In coordination with the University of Salzburg, the FIS's Injury Surveillance System (ISS) has been studying ski racing injuries since January 2006, and is also researching safety solutions involving course setting, snow conditions and equipment.
Two-time overall World Cup winner Aksel Lund Svindal, who had a gruesome crash in 2007 at Beaver Creek, Colo., supports the air bag research -- Dainese is one of his sponsors -- but also suggests looking into less complicated solutions.
"The fact is we don't really ski on snow a lot, we ski on ice, so are the helmets classified for impact on the snow surface or ice surface?" Svindal said. "And maybe the suits should be made by a protection supplier (rather) than just by a clothing supplier?"
American downhiller Steven Nyman doesn't believe an air bag system will work.
"Everything is so sudden in ski racing. I don't understand what will happen with an air bag system," he said. "The biggest problem I think is the skis are so wide.

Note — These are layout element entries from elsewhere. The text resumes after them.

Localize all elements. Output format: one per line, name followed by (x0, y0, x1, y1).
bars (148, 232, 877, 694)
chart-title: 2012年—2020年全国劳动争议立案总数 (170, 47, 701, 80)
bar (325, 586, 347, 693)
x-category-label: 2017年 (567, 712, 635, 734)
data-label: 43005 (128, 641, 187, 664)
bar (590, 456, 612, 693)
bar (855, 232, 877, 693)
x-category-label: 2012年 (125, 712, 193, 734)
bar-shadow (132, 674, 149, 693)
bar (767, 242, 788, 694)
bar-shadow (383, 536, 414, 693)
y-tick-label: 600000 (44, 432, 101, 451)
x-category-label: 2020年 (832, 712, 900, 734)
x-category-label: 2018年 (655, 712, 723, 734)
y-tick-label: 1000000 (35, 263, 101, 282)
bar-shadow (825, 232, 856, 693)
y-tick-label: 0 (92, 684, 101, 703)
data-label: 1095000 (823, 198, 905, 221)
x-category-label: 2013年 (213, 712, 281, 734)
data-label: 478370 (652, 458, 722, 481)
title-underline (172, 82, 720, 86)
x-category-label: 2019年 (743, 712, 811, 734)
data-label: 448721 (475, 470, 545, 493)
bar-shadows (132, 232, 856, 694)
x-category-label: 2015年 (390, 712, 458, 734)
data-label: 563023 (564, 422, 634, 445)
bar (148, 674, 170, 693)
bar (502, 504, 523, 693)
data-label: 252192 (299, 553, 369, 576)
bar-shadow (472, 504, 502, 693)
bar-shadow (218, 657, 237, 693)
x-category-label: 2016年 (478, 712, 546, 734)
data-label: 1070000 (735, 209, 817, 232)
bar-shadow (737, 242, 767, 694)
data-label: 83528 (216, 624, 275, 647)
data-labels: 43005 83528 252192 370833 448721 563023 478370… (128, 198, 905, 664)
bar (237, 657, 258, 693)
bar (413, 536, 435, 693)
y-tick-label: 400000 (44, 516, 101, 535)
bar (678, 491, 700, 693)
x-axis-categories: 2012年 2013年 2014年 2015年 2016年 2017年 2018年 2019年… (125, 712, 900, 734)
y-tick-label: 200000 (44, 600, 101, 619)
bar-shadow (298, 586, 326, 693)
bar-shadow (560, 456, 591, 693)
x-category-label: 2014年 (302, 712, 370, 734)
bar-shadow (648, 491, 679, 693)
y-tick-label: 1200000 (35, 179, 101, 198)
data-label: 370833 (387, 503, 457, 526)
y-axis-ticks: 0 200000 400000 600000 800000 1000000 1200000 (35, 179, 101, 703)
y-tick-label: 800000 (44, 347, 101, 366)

They changed them to wider skis saying it's safer and I don't think it's safer at all, because you have more leverage and they bounce a lot more -- they're not as smooth.
"Think of a hockey skate where the blade under your foot is really smooth and solid," Nyman said. "Here it's wide and it's constantly wanting to go away."
Nyman would also like to see fewer turns on courses.
"Downhill needs to be more downhill," he said. "I feel like they're trying to turn it to control our speed so we don't crash, but we're more fatigued, hence more crashes."
Changes don't come easy in skiing. Just ask Hujara, who says many racers are still not aware of rule changes allowing athletes to wear protective padding covering virtually any body part.
"We saw it this year when the first racers started to use shin and knee protectors it became an issue, but it's been permitted for three years," Hujara said. "The racers do not like to change. They do not like to change boots. They do not like to change underwear. They do not like to change protectors."
But something has to change, which the Canadian team realizes after it was hit by an usually high number of injuries -- part of the reason it didn't win a single medal in Alpine skiing at its home Olympics in Vancouver last year.
"Right now, it's quite difficult for parents to send their young kids into the sport," said Canada Alpine director Patrick Riml, adding that a safety symposium has been scheduled in the country for later this year.
Safety issues, of course, are not new to skiing. Austrian racer Ulrike Maier died from injuries following a crash in Garmisch in 1994.
"The bottom line is that Alpine ski racing involves speed and courage, therefore also some residual risk," FIS women's race director Atle Skaardal, a two-time super-G world champion. "However, we are doing our utmost to create the safest possible frames for our sport."